At the weekend, Mr H came into my study and found me in tears. What was wrong, he asked. I explained that I had just found out that Luna had received a negative from her final cycle. Luna has been through so much over the past six years, she has been so generous in her support of others in the blogosphere, and this FET was her last chance for a baby. I had been hoping and willing with every ounce of my being that this cycle would work for her. Mr H could not understand why I was so upset. 'But you've never even met this woman,' he reminded me, gently. 'You live on opposite sides of the Atlantic. You very probably don't even know each other's real names.'

Mr H is, of course, right. I have never met Luna, or indeed any of my other blogging friends. And yet I feel a deep connection with you. In many cases, we have shared interests that extend beyond the common thread of infertility - we would, I like to imagine, get on well if we were to meet in Real Life.

You have all been a tremendous source of support to me over the past few months - not only through your kind comments here, but through your own posts. I have in particular learnt a great deal from Luna's wise and astute writing. And this is why, at this particular moment, I feel so powerless. I can find no words of comfort to offer her.

It strikes me that society in general isn't particularly comfortable with grief. Mourning is seen as something that should be hurried through as quickly as possible - 'coming to terms' and 'moving on' are seen as the ultimate goals for the recently bereaved.

And yet in our little community, it seems that grief is always just around the corner. And so perhaps all any of us can do is to acknowledge each individual loss, and to sit and mourn quietly with those whose hopes and dreams are not now going to come to fruition. Phrases like 'I'm sorry' and 'I'm thinking of you' may not seem much, but out here in the blogosphere, all we have is words.

Wednesday 2 April 2008

Back on the treadmill

Today, I went to have my Day 3 bloodwork taken. At our review appointment, Dr Abrupt reassured me this was nothing to worry about - repeating the test was standard procedure for anyone about to embark upon a new cycle of IVF. In one of his rare flashes of bedside manner, he informed that it was, 'statistically speaking', highly unlikely that my FSH levels would have risen dramatically since they were last checked in November.

And yet I am worried. Since my first cycle was cancelled, I have been searching for a reason as to my poor response. There is a small part of me that accepts that this may have been because I was either over-suppressed or under-stimulated, in which case I may do better on a shorter protocol/higher dosage. And yet, from the reading I've done, there does seem to be a clear correlation between poor response and diminished ovarian reserve. And so, lying awake at night, I have managed to persuade myself that my ovaries are on their last legs (last week, I was even convinced that I was suffering from perimenopausal hot flushes, until Mr H confessed to having turned the central heating thermostat up!) I am worried that the lab may have made a mistake with my previous tests, thereby lulling me into a false sense of security. I am worried that this test will reveal that my FSH levels have shot up over the past few months. I am worried that, even if my hormone levels are within the prescribed range, I still won't respond to the stims. I am worried about the longer-term effects of taking such high doses of fertility drugs.
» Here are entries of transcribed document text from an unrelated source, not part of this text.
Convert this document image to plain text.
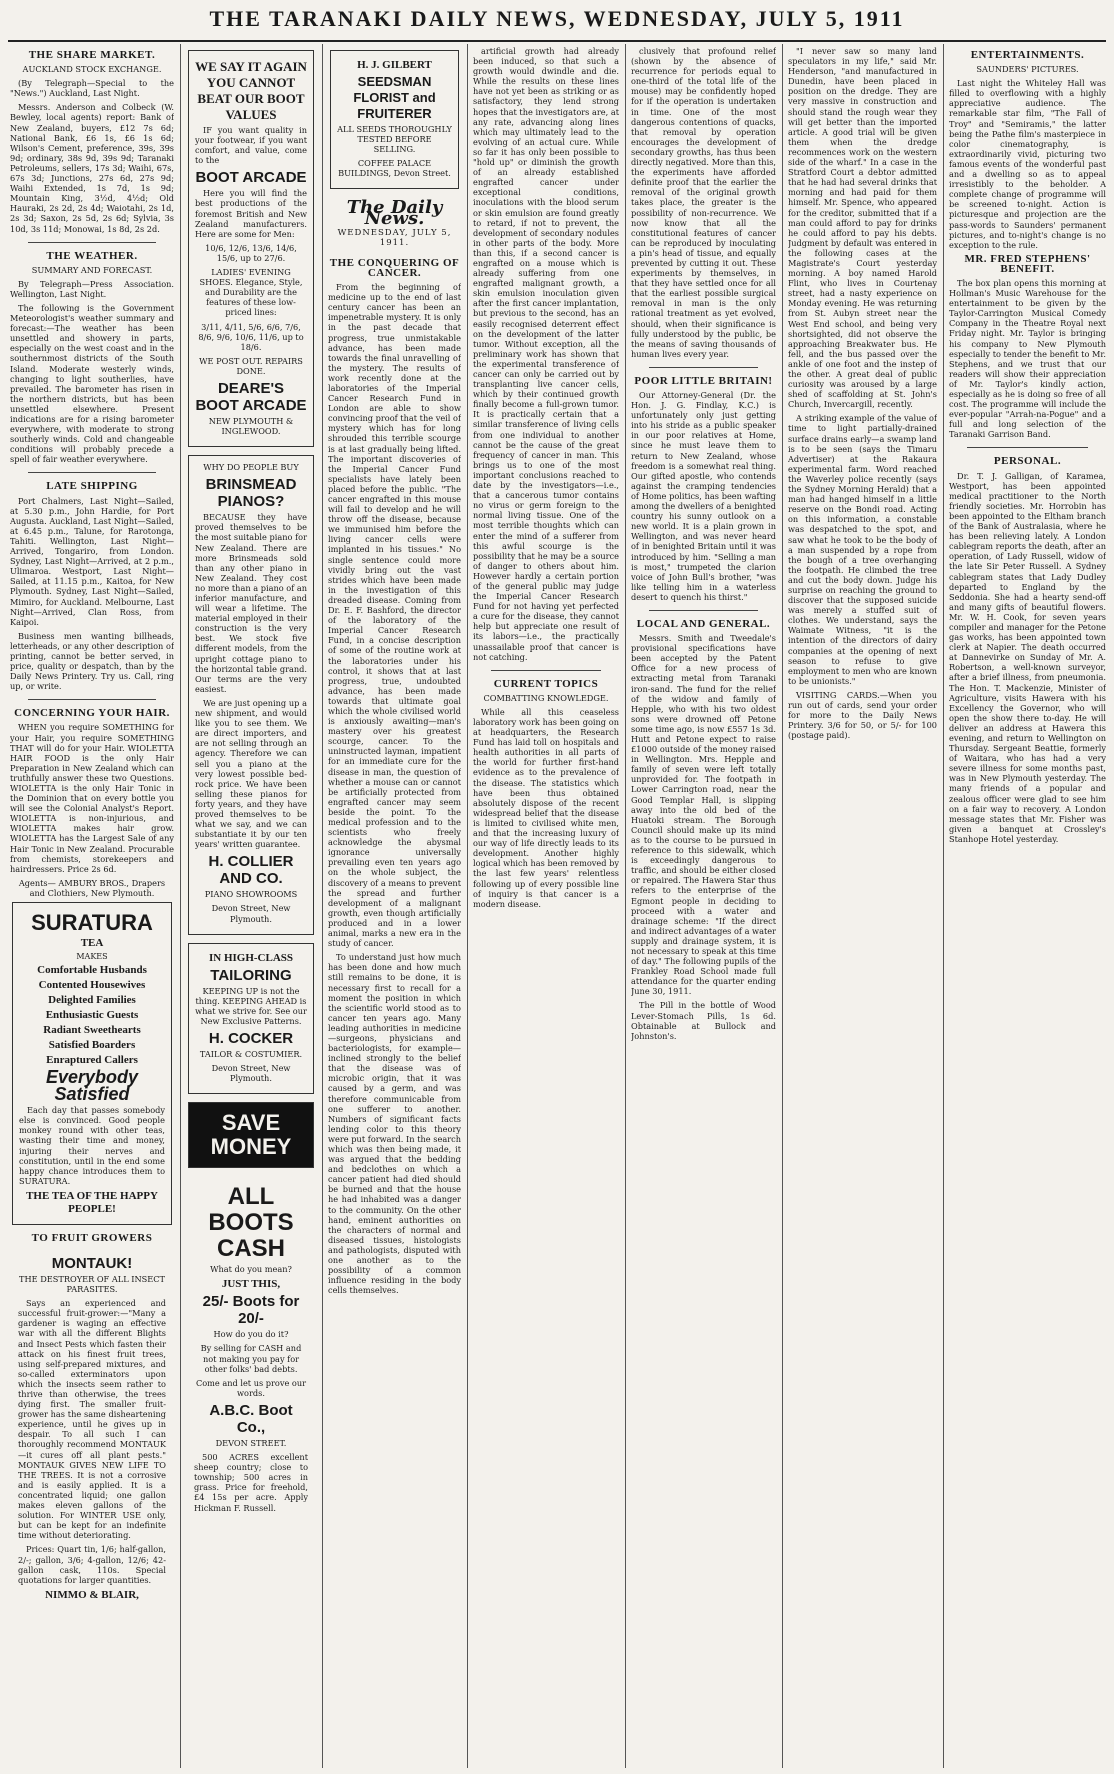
THE TARANAKI DAILY NEWS, WEDNESDAY, JULY 5, 1911
THE SHARE MARKET.

AUCKLAND STOCK EXCHANGE.

(By Telegraph—Special to the "News.") Auckland, Last Night.

Messrs. Anderson and Colbeck (W. Bewley, local agents) report: Bank of New Zealand, buyers, £12 7s 6d; National Bank, £6 1s, £6 1s 6d; Wilson's Cement, preference, 39s, 39s 9d; ordinary, 38s 9d, 39s 9d; Taranaki Petroleums, sellers, 17s 3d; Waihi, 67s, 67s 3d; Junctions, 27s 6d, 27s 9d; Waihi Extended, 1s 7d, 1s 9d; Mountain King, 3½d, 4½d; Old Hauraki, 2s 2d, 2s 4d; Waiotahi, 2s 1d, 2s 3d; Saxon, 2s 5d, 2s 6d; Sylvia, 3s 10d, 3s 11d; Monowai, 1s 8d, 2s 2d.

THE WEATHER.

SUMMARY AND FORECAST.

By Telegraph—Press Association. Wellington, Last Night.

The following is the Government Meteorologist's weather summary and forecast:—The weather has been unsettled and showery in parts, especially on the west coast and in the southernmost districts of the South Island. Moderate westerly winds, changing to light southerlies, have prevailed. The barometer has risen in the northern districts, but has been unsettled elsewhere. Present indications are for a rising barometer everywhere, with moderate to strong southerly winds. Cold and changeable conditions will probably precede a spell of fair weather everywhere.

LATE SHIPPING

Port Chalmers, Last Night—Sailed, at 5.30 p.m., John Hardie, for Port Augusta. Auckland, Last Night—Sailed, at 6.45 p.m., Talune, for Rarotonga, Tahiti. Wellington, Last Night—Arrived, Tongariro, from London. Sydney, Last Night—Arrived, at 2 p.m., Ulimaroa. Westport, Last Night—Sailed, at 11.15 p.m., Kaitoa, for New Plymouth. Sydney, Last Night—Sailed, Mimiro, for Auckland. Melbourne, Last Night—Arrived, Clan Ross, from Kaipoi.

Business men wanting billheads, letterheads, or any other description of printing, cannot be better served, in price, quality or despatch, than by the Daily News Printery. Try us. Call, ring up, or write.

CONCERNING YOUR HAIR.

WHEN you require SOMETHING for your Hair, you require SOMETHING THAT will do for your Hair. WIOLETTA HAIR FOOD is the only Hair Preparation in New Zealand which can truthfully answer these two Questions. WIOLETTA is the only Hair Tonic in the Dominion that on every bottle you will see the Colonial Analyst's Report. WIOLETTA is non-injurious, and WIOLETTA makes hair grow. WIOLETTA has the Largest Sale of any Hair Tonic in New Zealand. Procurable from chemists, storekeepers and hairdressers. Price 2s 6d.

Agents— AMBURY BROS., Drapers and Clothiers, New Plymouth.

SURATURA
TEA
MAKES
Comfortable Husbands
Contented Housewives
Delighted Families
Enthusiastic Guests
Radiant Sweethearts
Satisfied Boarders
Enraptured Callers
Everybody Satisfied

Each day that passes somebody else is convinced. Good people monkey round with other teas, wasting their time and money, injuring their nerves and constitution, until in the end some happy chance introduces them to SURATURA.

THE TEA OF THE HAPPY PEOPLE!
TO FRUIT GROWERS
MONTAUK!

THE DESTROYER OF ALL INSECT PARASITES.

Says an experienced and successful fruit-grower:—"Many a gardener is waging an effective war with all the different Blights and Insect Pests which fasten their attack on his finest fruit trees, using self-prepared mixtures, and so-called exterminators upon which the insects seem rather to thrive than otherwise, the trees dying first. The smaller fruit-grower has the same disheartening experience, until he gives up in despair. To all such I can thoroughly recommend MONTAUK—it cures off all plant pests." MONTAUK GIVES NEW LIFE TO THE TREES. It is not a corrosive and is easily applied. It is a concentrated liquid; one gallon makes eleven gallons of the solution. For WINTER USE only, but can be kept for an indefinite time without deteriorating.

Prices: Quart tin, 1/6; half-gallon, 2/-; gallon, 3/6; 4-gallon, 12/6; 42-gallon cask, 110s. Special quotations for larger quantities.

NIMMO & BLAIR,
WE SAY IT AGAIN YOU CANNOT BEAT OUR BOOT VALUES

IF you want quality in your footwear, if you want comfort, and value, come to the

BOOT ARCADE

Here you will find the best productions of the foremost British and New Zealand manufacturers. Here are some for Men:

10/6, 12/6, 13/6, 14/6, 15/6, up to 27/6.

LADIES' EVENING SHOES. Elegance, Style, and Durability are the features of these low-priced lines:

3/11, 4/11, 5/6, 6/6, 7/6, 8/6, 9/6, 10/6, 11/6, up to 18/6.

WE POST OUT. REPAIRS DONE.

DEARE'S BOOT ARCADE

NEW PLYMOUTH & INGLEWOOD.

WHY DO PEOPLE BUY

BRINSMEAD PIANOS?

BECAUSE they have proved themselves to be the most suitable piano for New Zealand. There are more Brinsmeads sold than any other piano in New Zealand. They cost no more than a piano of an inferior manufacture, and will wear a lifetime. The material employed in their construction is the very best. We stock five different models, from the upright cottage piano to the horizontal table grand. Our terms are the very easiest.

We are just opening up a new shipment, and would like you to see them. We are direct importers, and are not selling through an agency. Therefore we can sell you a piano at the very lowest possible bed-rock price. We have been selling these pianos for forty years, and they have proved themselves to be what we say, and we can substantiate it by our ten years' written guarantee.

H. COLLIER AND CO.

PIANO SHOWROOMS

Devon Street, New Plymouth.

IN HIGH-CLASS
TAILORING

KEEPING UP is not the thing. KEEPING AHEAD is what we strive for. See our New Exclusive Patterns.

H. COCKER

TAILOR & COSTUMIER.

Devon Street, New Plymouth.

SAVE MONEY
ALL BOOTS CASH

What do you mean?

JUST THIS,
25/- Boots for 20/-

How do you do it?

By selling for CASH and not making you pay for other folks' bad debts.

Come and let us prove our words.

A.B.C. Boot Co.,

DEVON STREET.

500 ACRES excellent sheep country; close to township; 500 acres in grass. Price for freehold, £4 15s per acre. Apply Hickman F. Russell.

H. J. GILBERT
SEEDSMAN FLORIST and FRUITERER

ALL SEEDS THOROUGHLY TESTED BEFORE SELLING.

COFFEE PALACE BUILDINGS, Devon Street.

The Daily News.
WEDNESDAY, JULY 5, 1911.
THE CONQUERING OF CANCER.

From the beginning of medicine up to the end of last century cancer has been an impenetrable mystery. It is only in the past decade that progress, true unmistakable advance, has been made towards the final unravelling of the mystery. The results of work recently done at the laboratories of the Imperial Cancer Research Fund in London are able to show convincing proof that the veil of mystery which has for long shrouded this terrible scourge is at last gradually being lifted. The important discoveries of the Imperial Cancer Fund specialists have lately been placed before the public. "The cancer engrafted in this mouse will fail to develop and he will throw off the disease, because we immunised him before the living cancer cells were implanted in his tissues." No single sentence could more vividly bring out the vast strides which have been made in the investigation of this dreaded disease. Coming from Dr. E. F. Bashford, the director of the laboratory of the Imperial Cancer Research Fund, in a concise description of some of the routine work at the laboratories under his control, it shows that at last progress, true, undoubted advance, has been made towards that ultimate goal which the whole civilised world is anxiously awaiting—man's mastery over his greatest scourge, cancer. To the uninstructed layman, impatient for an immediate cure for the disease in man, the question of whether a mouse can or cannot be artificially protected from engrafted cancer may seem beside the point. To the medical profession and to the scientists who freely acknowledge the abysmal ignorance universally prevailing even ten years ago on the whole subject, the discovery of a means to prevent the spread and further development of a malignant growth, even though artificially produced and in a lower animal, marks a new era in the study of cancer.

To understand just how much has been done and how much still remains to be done, it is necessary first to recall for a moment the position in which the scientific world stood as to cancer ten years ago. Many leading authorities in medicine—surgeons, physicians and bacteriologists, for example—inclined strongly to the belief that the disease was of microbic origin, that it was caused by a germ, and was therefore communicable from one sufferer to another. Numbers of significant facts lending color to this theory were put forward. In the search which was then being made, it was argued that the bedding and bedclothes on which a cancer patient had died should be burned and that the house he had inhabited was a danger to the community. On the other hand, eminent authorities on the characters of normal and diseased tissues, histologists and pathologists, disputed with one another as to the possibility of a common influence residing in the body cells themselves.

artificial growth had already been induced, so that such a growth would dwindle and die. While the results on these lines have not yet been as striking or as satisfactory, they lend strong hopes that the investigators are, at any rate, advancing along lines which may ultimately lead to the evolving of an actual cure. While so far it has only been possible to "hold up" or diminish the growth of an already established engrafted cancer under exceptional conditions, inoculations with the blood serum or skin emulsion are found greatly to retard, if not to prevent, the development of secondary nodules in other parts of the body. More than this, if a second cancer is engrafted on a mouse which is already suffering from one engrafted malignant growth, a skin emulsion inoculation given after the first cancer implantation, but previous to the second, has an easily recognised deterrent effect on the development of the latter tumor. Without exception, all the preliminary work has shown that the experimental transference of cancer can only be carried out by transplanting live cancer cells, which by their continued growth finally become a full-grown tumor. It is practically certain that a similar transference of living cells from one individual to another cannot be the cause of the great frequency of cancer in man. This brings us to one of the most important conclusions reached to date by the investigators—i.e., that a cancerous tumor contains no virus or germ foreign to the normal living tissue. One of the most terrible thoughts which can enter the mind of a sufferer from this awful scourge is the possibility that he may be a source of danger to others about him. However hardly a certain portion of the general public may judge the Imperial Cancer Research Fund for not having yet perfected a cure for the disease, they cannot help but appreciate one result of its labors—i.e., the practically unassailable proof that cancer is not catching.

CURRENT TOPICS

COMBATTING KNOWLEDGE.

While all this ceaseless laboratory work has been going on at headquarters, the Research Fund has laid toll on hospitals and health authorities in all parts of the world for further first-hand evidence as to the prevalence of the disease. The statistics which have been thus obtained absolutely dispose of the recent widespread belief that the disease is limited to civilised white men, and that the increasing luxury of our way of life directly leads to its development. Another highly logical which has been removed by the last few years' relentless following up of every possible line of inquiry is that cancer is a modern disease.

clusively that profound relief (shown by the absence of recurrence for periods equal to one-third of the total life of the mouse) may be confidently hoped for if the operation is undertaken in time. One of the most dangerous contentions of quacks, that removal by operation encourages the development of secondary growths, has thus been directly negatived. More than this, the experiments have afforded definite proof that the earlier the removal of the original growth takes place, the greater is the possibility of non-recurrence. We now know that all the constitutional features of cancer can be reproduced by inoculating a pin's head of tissue, and equally prevented by cutting it out. These experiments by themselves, in that they have settled once for all that the earliest possible surgical removal in man is the only rational treatment as yet evolved, should, when their significance is fully understood by the public, be the means of saving thousands of human lives every year.

POOR LITTLE BRITAIN!

Our Attorney-General (Dr. the Hon. J. G. Findlay, K.C.) is unfortunately only just getting into his stride as a public speaker in our poor relatives at Home, since he must leave them to return to New Zealand, whose freedom is a somewhat real thing. Our gifted apostle, who contends against the cramping tendencies of Home politics, has been wafting among the dwellers of a benighted country his sunny outlook on a new world. It is a plain grown in Wellington, and was never heard of in benighted Britain until it was introduced by him. "Selling a man is most," trumpeted the clarion voice of John Bull's brother, "was like telling him in a waterless desert to quench his thirst."

LOCAL AND GENERAL.

Messrs. Smith and Tweedale's provisional specifications have been accepted by the Patent Office for a new process of extracting metal from Taranaki iron-sand. The fund for the relief of the widow and family of Hepple, who with his two oldest sons were drowned off Petone some time ago, is now £557 1s 3d. Hutt and Petone expect to raise £1000 outside of the money raised in Wellington. Mrs. Hepple and family of seven were left totally unprovided for. The footpath in Lower Carrington road, near the Good Templar Hall, is slipping away into the old bed of the Huatoki stream. The Borough Council should make up its mind as to the course to be pursued in reference to this sidewalk, which is exceedingly dangerous to traffic, and should be either closed or repaired. The Hawera Star thus refers to the enterprise of the Egmont people in deciding to proceed with a water and drainage scheme: "If the direct and indirect advantages of a water supply and drainage system, it is not necessary to speak at this time of day." The following pupils of the Frankley Road School made full attendance for the quarter ending June 30, 1911.

The Pill in the bottle of Wood Lever-Stomach Pills, 1s 6d. Obtainable at Bullock and Johnston's.

"I never saw so many land speculators in my life," said Mr. Henderson, "and manufactured in Dunedin, have been placed in position on the dredge. They are very massive in construction and should stand the rough wear they will get better than the imported article. A good trial will be given them when the dredge recommences work on the western side of the wharf." In a case in the Stratford Court a debtor admitted that he had had several drinks that morning and had paid for them himself. Mr. Spence, who appeared for the creditor, submitted that if a man could afford to pay for drinks he could afford to pay his debts. Judgment by default was entered in the following cases at the Magistrate's Court yesterday morning. A boy named Harold Flint, who lives in Courtenay street, had a nasty experience on Monday evening. He was returning from St. Aubyn street near the West End school, and being very shortsighted, did not observe the approaching Breakwater bus. He fell, and the bus passed over the ankle of one foot and the instep of the other. A great deal of public curiosity was aroused by a large shed of scaffolding at St. John's Church, Invercargill, recently.

A striking example of the value of time to light partially-drained surface drains early—a swamp land is to be seen (says the Timaru Advertiser) at the Rakaura experimental farm. Word reached the Waverley police recently (says the Sydney Morning Herald) that a man had hanged himself in a little reserve on the Bondi road. Acting on this information, a constable was despatched to the spot, and saw what he took to be the body of a man suspended by a rope from the bough of a tree overhanging the footpath. He climbed the tree and cut the body down. Judge his surprise on reaching the ground to discover that the supposed suicide was merely a stuffed suit of clothes. We understand, says the Waimate Witness, "it is the intention of the directors of dairy companies at the opening of next season to refuse to give employment to men who are known to be unionists."

VISITING CARDS.—When you run out of cards, send your order for more to the Daily News Printery. 3/6 for 50, or 5/- for 100 (postage paid).

ENTERTAINMENTS.

SAUNDERS' PICTURES.

Last night the Whiteley Hall was filled to overflowing with a highly appreciative audience. The remarkable star film, "The Fall of Troy" and "Semiramis," the latter being the Pathe film's masterpiece in color cinematography, is extraordinarily vivid, picturing two famous events of the wonderful past and a dwelling so as to appeal irresistibly to the beholder. A complete change of programme will be screened to-night. Action is picturesque and projection are the pass-words to Saunders' permanent pictures, and to-night's change is no exception to the rule.

MR. FRED STEPHENS' BENEFIT.

The box plan opens this morning at Hollman's Music Warehouse for the entertainment to be given by the Taylor-Carrington Musical Comedy Company in the Theatre Royal next Friday night. Mr. Taylor is bringing his company to New Plymouth especially to tender the benefit to Mr. Stephens, and we trust that our readers will show their appreciation of Mr. Taylor's kindly action, especially as he is doing so free of all cost. The programme will include the ever-popular "Arrah-na-Pogue" and a full and long selection of the Taranaki Garrison Band.

PERSONAL.

Dr. T. J. Galligan, of Karamea, Westport, has been appointed medical practitioner to the North friendly societies. Mr. Horrobin has been appointed to the Eltham branch of the Bank of Australasia, where he has been relieving lately. A London cablegram reports the death, after an operation, of Lady Russell, widow of the late Sir Peter Russell. A Sydney cablegram states that Lady Dudley departed to England by the Seddonia. She had a hearty send-off and many gifts of beautiful flowers. Mr. W. H. Cook, for seven years compiler and manager for the Petone gas works, has been appointed town clerk at Napier. The death occurred at Dannevirke on Sunday of Mr. A. Robertson, a well-known surveyor, after a brief illness, from pneumonia. The Hon. T. Mackenzie, Minister of Agriculture, visits Hawera with his Excellency the Governor, who will open the show there to-day. He will deliver an address at Hawera this evening, and return to Wellington on Thursday. Sergeant Beattie, formerly of Waitara, who has had a very severe illness for some months past, was in New Plymouth yesterday. The many friends of a popular and zealous officer were glad to see him on a fair way to recovery. A London message states that Mr. Fisher was given a banquet at Crossley's Stanhope Hotel yesterday.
When I started out on this process just before Christmas, I was scared at what I was about to put my body through, but I was also relieved finally to be doing something that might actually have brought us closer to having a baby. I wasn't banking on it working first time round, but I was banking on IVF at least being an option for us. But now, I've lost my IVF innocence. I'm going into this cycle with my eyes wide open. Fertilisation reports, transfer, 2wws - at the moment, all of these seem like things that happen to other people. I'm just focussing on making it to retrieval this time round - a few good follicles, two or three mature eggs would do me fine.

My baseline ultrasound is scheduled for 21 April. If everything looks OK then, and my bloodwork is within the normal range, I will begin the treatment itself when I get my next period.